Nie ma pieniędzy na miejskie toalety. Powstaną tylko te z BO

fot. Krzysztof Kalinowski/LoveKraków.pl

Radny Jerzy Zięty zawnioskował o postawienie publicznej toalety w okolicy ronda Grunwaldzkiego. – To może banalna, ale ułatwiająca życie sprawa – napisał w interpelacji do prezydenta Krakowa.

Rondo Grunwaldzkie to jeden z najbardziej uczęszczanych węzłów komunikacyjnych w Krakowie. Jednak próżno szukać tam publicznych toalet. Najbliższe są w przejściu podziemnym niedaleko pętli na os. Podwawelskim. Dlatego radny Zięty uważa, że sanitariaty powinny powstać np. obok „Manhgi” przy przystanku autobusowym lub niedaleko centrum kongresowego albo przy przystankach tramwajowych przy rondzie.

Magistrat twierdzi, że do tej pory nie brał pod uwagę lokalizacji przy Bulwarach Wiślanych z uwagi na to, że zgodnie z zapisami planu miejscowego, jest to teren zielony i być może udałoby się tam posadowić toaletę (po zdobyciu licznych uzgodnień, w tym konserwatora zabytków). Zarząd Zieleni Miejskiej jednak wykluczył tego typu inwestycje na bulwarach.

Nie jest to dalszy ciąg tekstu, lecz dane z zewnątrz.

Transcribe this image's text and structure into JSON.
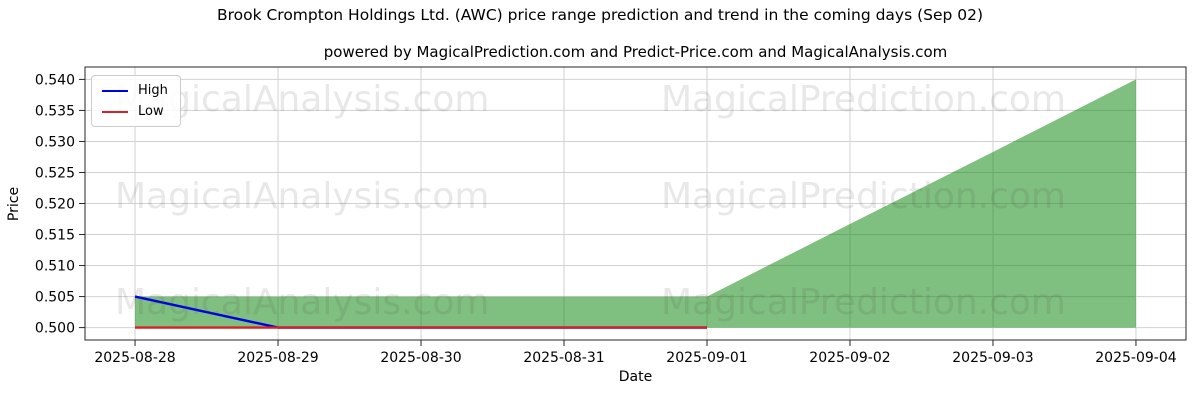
{
  "figure": {
    "title": "Brook Crompton Holdings Ltd. (AWC) price range prediction and trend in the coming days (Sep 02)",
    "subtitle": "powered by MagicalPrediction.com and Predict-Price.com and MagicalAnalysis.com"
  },
  "watermarks": {
    "left": "MagicalAnalysis.com",
    "right": "MagicalPrediction.com",
    "rows": 3
  },
  "chart_data": {
    "type": "line",
    "title": "Brook Crompton Holdings Ltd. (AWC) price range prediction and trend in the coming days (Sep 02)",
    "subtitle": "powered by MagicalPrediction.com and Predict-Price.com and MagicalAnalysis.com",
    "xlabel": "Date",
    "ylabel": "Price",
    "x_tick_labels": [
      "2025-08-28",
      "2025-08-29",
      "2025-08-30",
      "2025-08-31",
      "2025-09-01",
      "2025-09-02",
      "2025-09-03",
      "2025-09-04"
    ],
    "y_ticks": [
      0.5,
      0.505,
      0.51,
      0.515,
      0.52,
      0.525,
      0.53,
      0.535,
      0.54
    ],
    "y_tick_labels": [
      "0.500",
      "0.505",
      "0.510",
      "0.515",
      "0.520",
      "0.525",
      "0.530",
      "0.535",
      "0.540"
    ],
    "ylim": [
      0.498,
      0.542
    ],
    "x_range_days": 7,
    "x_margin_days": 0.35,
    "grid": true,
    "legend_position": "upper left",
    "series": [
      {
        "name": "High",
        "color": "#0000e0",
        "x": [
          0,
          1,
          2,
          3,
          4
        ],
        "values": [
          0.505,
          0.5,
          0.5,
          0.5,
          0.5
        ]
      },
      {
        "name": "Low",
        "color": "#d62222",
        "x": [
          0,
          1,
          2,
          3,
          4
        ],
        "values": [
          0.5,
          0.5,
          0.5,
          0.5,
          0.5
        ]
      }
    ],
    "band": {
      "name": "prediction-range",
      "color": "#008000",
      "opacity": 0.5,
      "x": [
        0,
        1,
        2,
        3,
        4,
        5,
        6,
        7
      ],
      "upper": [
        0.505,
        0.505,
        0.505,
        0.505,
        0.505,
        0.5167,
        0.5283,
        0.54
      ],
      "lower": [
        0.5,
        0.5,
        0.5,
        0.5,
        0.5,
        0.5,
        0.5,
        0.5
      ]
    }
  }
}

Dwie kolejne lokalizacje wydają się być bardziej odpowiednie. Zarząd Dróg Miasta Krakowa ma wpisać te miejsca do listy, gdzie miejskie toalety powinny się znaleźć. – W przypadku zabezpieczenia w budżecie środków na ten cel, ZDMK zleci przygotowanie dokumentacji projektowej na posadowienie toalety w obszarze ronda Grunwaldzkiego – informuje prezydenta Krakowa.

Jest tylko mały szkopuł. W budżecie miasta na 2022 rok nie ma pieniędzy na tego typu zadania, a jedna miejska toaleta, według szacunków magistratu, kosztuje ok. 280 tys. złotych.

Nie oznacza to, że w tym roku żaden miejski „wucet” nie powstanie. Za 1,1 mln zł w każdej dzielnicy przy placu zabaw ma powstać toaleta. To realizacja jednego ze zwycięskich projektów Budżetu Obywatelskiego.